Microsoft Corporation is one of the world’s biggest software makers and manufactures and licenses a range of products and services related to computing. Founded in 1975 by Bill Gates and Paul Allen, the company is probably best known for its Windows software, although it has begun an aggressive drive into the mobile sector seeking to make inroads on market share held by Google and Apple.
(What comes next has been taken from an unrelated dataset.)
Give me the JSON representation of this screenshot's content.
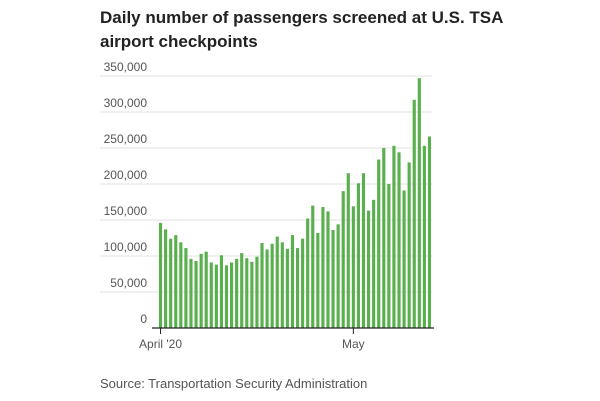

It paid 5.44 billion euros for the handset business of Nokia in September 2013.
Microsoft cuts price of high end Surface tablets
Agence France-Presse in New York
Microsoft has knocked US$100 off the price of high-end versions of its Surface tablet, which is competing against Apple’s iPad and devices that use Google’s Android system.
The software giant’s online store is offering US consumers the Surface Pro for US$799 or US$899, depending on memory capacity, down from US$899 and US$999 respectively.
“We’ve been seeing great worldwide success with Surface RT pricing and keyboard-cover promotions over the past several months and are proud to offer Surface Pro at more affordable prices,” Microsoft said in an email response to an AFP inquiry.
“People who buy Surface love Surface, and we’re eager for more people to get their hands on Surface and share their excitement.”
The Surface RT is a basic version of the tablet, which got a 30 per cent price cut last month after failing to gain traction in the market.
The Surface RT price dropped to US$349 from US$499.
Surface Pro tablet prices are being discounted in China, Hong Kong, Taiwan, Canada and the United States through August 29, according to Microsoft.
The promotion comes on the heels of shabby tablet sales that resulted in Microsoft taking a US$900 million charge against fourth quarter earnings, which closed at the end of June.
The charge exceeds sales of the tablet since it was launched at the end of October last year, estimated by the company at US$853 million.
Surface was introduced as a platform for Microsoft’s new Windows 8 operating system, which was launched at the same time in a bid to make up for ground lost to Apple and Google in the mobile domain.